[78-L] acoustic vanity

Steven C. Barr stevenc at interlinks.net
Wed Jan 26 20:34:19 PST 2011


From: <neechevoneeznayou at gmail.com>
> Recently I happened to catch an ep of COLD CASE, a crime drama about 
> some detectives who solve old murder cases. This one is called "Torn", 
> #91, from April 8 of 2007. I don't care for this series, but this case 
> happened in 1919-20 (which is why it even caught my attention, I was 
> hoping there might be a phonograph sighting) and involved the murder of 
> a suffragette. There were a few scenes with records and machines, and as 
> one might expect, the historical accuracy was somewhat lax. The first 
> scene in question (remember, 1919) used Al Jolson singing "You Made Me 
> Love You" with a big band accompaniment as background.  In another scene 
> we see a close up of an Edison Disc, Sophie Tucker "Some of These Days" 
> on 4M-691 (???) and quickly a character plays it on an early external 
> horn machine, steel needle out of focus in the distance. I'm no expert 
> on Edison labels, but surely this was a prop person's creation. Did 
> Edison have a double strobe on his label ever? It looks like a double 
> strobe anyway. I think it was 12".
> 
> But the real question is about something that happens at the end of the 
> show. A detective has found a record and comments that it had been made 
> by the deceased person's mother. What we see looks like shellac with a 
> printed label - "Market Street Recording Studio" in big letters. Was 
> there such a studio? Would there have been a sound studio in 1920? Or a 
> place to make a personal recording? There's even an address in Philly 
> but most of it is not visible. Date of recording is August 18, 1920 
> (date of 19th amendment ratification). Sounds and looks like vinyl to me 
> when the fellow puts it on the same phonograph to play it, and I don't 
> think it is turning at 78 rpm. Certainly it's a prop. As far as the 
> story goes, it would have required plating and pressing to produce a 
> shellac record, and the time and expense for one disc would be way out 
> of line, even if someone provided this service in 1920.
> 
> So here's the question - in 1920, would it have been possible to make a 
> vanity record or a home recording on disc? I know it could be done on a 
> cylinder, I've heard those played at an ARSC Conference. Was there a way 
> to make a single home-recorded disc for family use? And if so what 
> material would this be?
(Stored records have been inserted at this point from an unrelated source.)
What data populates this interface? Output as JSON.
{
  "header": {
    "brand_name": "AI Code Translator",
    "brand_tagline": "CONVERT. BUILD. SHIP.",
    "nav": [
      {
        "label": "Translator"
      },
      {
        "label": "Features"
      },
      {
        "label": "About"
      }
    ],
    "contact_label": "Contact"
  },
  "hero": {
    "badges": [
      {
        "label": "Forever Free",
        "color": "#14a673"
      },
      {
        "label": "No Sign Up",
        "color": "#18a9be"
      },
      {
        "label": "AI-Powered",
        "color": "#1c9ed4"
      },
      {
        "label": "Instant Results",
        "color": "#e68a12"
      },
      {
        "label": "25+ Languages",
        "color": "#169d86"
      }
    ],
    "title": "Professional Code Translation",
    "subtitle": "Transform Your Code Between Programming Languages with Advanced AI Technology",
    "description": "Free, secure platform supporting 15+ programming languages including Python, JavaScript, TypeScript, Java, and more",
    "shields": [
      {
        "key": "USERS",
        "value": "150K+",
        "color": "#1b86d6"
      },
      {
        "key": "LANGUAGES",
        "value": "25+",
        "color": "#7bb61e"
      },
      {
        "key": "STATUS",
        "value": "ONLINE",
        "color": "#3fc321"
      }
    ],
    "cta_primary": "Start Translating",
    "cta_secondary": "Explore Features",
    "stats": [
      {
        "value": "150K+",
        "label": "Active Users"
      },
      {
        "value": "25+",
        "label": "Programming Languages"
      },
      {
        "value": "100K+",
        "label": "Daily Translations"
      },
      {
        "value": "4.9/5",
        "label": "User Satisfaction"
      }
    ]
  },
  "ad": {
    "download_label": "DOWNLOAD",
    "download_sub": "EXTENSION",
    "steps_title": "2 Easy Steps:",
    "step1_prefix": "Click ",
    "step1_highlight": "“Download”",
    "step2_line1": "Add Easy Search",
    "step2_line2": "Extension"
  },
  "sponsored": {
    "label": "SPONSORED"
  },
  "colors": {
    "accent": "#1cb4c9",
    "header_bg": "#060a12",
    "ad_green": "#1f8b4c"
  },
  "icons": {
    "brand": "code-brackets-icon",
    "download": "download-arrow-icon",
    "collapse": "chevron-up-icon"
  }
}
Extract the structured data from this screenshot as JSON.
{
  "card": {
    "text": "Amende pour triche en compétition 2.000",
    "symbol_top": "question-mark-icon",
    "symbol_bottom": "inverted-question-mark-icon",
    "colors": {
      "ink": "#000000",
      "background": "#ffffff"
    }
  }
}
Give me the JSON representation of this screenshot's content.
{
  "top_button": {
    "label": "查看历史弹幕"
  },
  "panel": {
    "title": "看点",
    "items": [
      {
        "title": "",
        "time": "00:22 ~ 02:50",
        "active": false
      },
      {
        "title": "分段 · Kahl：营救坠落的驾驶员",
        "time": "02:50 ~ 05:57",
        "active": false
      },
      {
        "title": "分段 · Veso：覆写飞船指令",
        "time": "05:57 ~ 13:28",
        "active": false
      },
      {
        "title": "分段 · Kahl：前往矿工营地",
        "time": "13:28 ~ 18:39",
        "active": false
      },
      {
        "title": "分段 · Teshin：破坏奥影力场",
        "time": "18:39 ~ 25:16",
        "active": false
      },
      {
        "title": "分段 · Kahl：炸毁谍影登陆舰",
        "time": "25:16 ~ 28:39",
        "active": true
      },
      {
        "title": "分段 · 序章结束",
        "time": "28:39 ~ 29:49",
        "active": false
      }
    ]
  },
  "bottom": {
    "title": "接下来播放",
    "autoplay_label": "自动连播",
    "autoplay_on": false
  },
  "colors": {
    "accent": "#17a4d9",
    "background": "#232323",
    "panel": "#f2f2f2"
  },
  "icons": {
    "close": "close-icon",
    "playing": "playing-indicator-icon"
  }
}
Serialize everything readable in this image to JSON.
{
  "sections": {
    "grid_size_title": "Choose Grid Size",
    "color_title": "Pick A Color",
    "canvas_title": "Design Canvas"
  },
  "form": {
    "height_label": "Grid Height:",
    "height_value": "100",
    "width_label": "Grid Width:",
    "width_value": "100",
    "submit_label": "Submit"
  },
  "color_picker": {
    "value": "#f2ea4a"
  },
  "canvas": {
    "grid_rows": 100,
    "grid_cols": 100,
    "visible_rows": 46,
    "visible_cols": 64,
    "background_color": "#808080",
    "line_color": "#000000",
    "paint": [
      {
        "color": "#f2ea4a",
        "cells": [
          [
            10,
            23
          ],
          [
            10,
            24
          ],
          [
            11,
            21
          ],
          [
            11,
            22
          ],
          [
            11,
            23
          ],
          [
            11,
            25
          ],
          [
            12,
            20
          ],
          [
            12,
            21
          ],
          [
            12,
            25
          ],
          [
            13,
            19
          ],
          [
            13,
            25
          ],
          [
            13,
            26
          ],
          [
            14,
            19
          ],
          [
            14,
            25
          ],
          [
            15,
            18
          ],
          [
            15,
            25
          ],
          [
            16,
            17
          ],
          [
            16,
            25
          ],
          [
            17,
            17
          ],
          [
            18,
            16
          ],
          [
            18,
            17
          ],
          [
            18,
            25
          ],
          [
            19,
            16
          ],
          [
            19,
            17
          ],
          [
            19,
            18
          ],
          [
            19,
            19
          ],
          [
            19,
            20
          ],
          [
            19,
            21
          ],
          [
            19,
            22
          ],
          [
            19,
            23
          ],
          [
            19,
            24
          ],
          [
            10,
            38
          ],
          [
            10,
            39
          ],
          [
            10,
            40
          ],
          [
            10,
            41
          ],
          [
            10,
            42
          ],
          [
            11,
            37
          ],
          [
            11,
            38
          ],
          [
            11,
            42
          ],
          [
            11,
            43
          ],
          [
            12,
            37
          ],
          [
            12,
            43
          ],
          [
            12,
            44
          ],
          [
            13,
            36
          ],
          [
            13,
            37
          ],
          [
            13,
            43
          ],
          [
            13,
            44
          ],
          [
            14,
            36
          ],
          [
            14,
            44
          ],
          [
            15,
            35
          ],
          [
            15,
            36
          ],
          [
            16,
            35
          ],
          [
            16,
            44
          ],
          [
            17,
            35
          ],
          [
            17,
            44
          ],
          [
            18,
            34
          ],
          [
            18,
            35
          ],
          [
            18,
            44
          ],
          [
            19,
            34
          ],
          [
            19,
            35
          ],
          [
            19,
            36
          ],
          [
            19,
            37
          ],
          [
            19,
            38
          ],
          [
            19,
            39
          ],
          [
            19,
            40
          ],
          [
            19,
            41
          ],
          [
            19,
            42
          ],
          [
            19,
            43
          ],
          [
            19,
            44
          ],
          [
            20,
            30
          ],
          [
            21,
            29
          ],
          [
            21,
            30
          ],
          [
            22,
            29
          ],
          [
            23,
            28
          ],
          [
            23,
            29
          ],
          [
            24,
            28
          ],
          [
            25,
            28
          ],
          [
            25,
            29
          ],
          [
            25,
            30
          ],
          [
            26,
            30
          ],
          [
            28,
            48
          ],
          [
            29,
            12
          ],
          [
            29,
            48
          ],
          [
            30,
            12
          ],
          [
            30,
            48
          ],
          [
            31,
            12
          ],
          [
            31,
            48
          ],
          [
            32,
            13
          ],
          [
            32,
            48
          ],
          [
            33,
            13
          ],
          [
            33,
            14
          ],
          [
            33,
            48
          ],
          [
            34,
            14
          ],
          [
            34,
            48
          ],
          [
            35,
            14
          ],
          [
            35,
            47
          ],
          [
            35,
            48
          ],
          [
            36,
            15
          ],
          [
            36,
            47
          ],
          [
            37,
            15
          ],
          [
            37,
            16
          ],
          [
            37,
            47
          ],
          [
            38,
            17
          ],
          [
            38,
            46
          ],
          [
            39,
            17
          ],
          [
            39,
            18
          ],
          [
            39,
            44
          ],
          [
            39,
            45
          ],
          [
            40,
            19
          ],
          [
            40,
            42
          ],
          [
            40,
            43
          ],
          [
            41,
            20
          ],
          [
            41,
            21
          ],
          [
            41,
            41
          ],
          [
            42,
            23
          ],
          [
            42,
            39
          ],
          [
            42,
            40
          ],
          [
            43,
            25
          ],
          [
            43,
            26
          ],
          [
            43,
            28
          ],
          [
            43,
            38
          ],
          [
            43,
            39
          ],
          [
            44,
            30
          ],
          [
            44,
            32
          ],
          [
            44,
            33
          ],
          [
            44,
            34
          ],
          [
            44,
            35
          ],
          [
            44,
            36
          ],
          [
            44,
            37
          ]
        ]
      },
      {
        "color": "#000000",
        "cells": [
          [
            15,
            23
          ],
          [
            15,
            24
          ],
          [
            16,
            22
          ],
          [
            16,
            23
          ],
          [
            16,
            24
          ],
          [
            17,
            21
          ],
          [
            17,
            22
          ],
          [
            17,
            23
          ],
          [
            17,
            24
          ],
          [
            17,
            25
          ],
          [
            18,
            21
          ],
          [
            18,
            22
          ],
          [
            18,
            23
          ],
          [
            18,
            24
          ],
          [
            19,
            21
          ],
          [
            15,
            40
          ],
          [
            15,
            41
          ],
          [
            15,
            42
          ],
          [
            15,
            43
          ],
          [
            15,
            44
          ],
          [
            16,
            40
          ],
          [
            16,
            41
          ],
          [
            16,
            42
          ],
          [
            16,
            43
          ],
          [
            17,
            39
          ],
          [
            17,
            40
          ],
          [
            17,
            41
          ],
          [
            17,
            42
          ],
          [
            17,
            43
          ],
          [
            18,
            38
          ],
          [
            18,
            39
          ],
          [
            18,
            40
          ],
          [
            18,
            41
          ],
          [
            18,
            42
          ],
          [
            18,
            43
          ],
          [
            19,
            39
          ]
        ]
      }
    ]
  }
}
Certainly not shellac.
> 
Yes...it WAS possible to make "vanity records" in 1920...or even before!
Columbia, for example, will happily make you "Personal/Private
records" if you paid for them. They even had a special matrix-number
series for such discs! These were usually pressed in limited quantities...
but NOT (AFAIK) one at a time (that would have been possible...
but VERY expensive...!)

"Home-made" recordings first appeared in the early twenties. The
ones I have seen were soft metal; you placed them on your phonograph
and then sang/played as loudly as possible. They were "pre-grooved."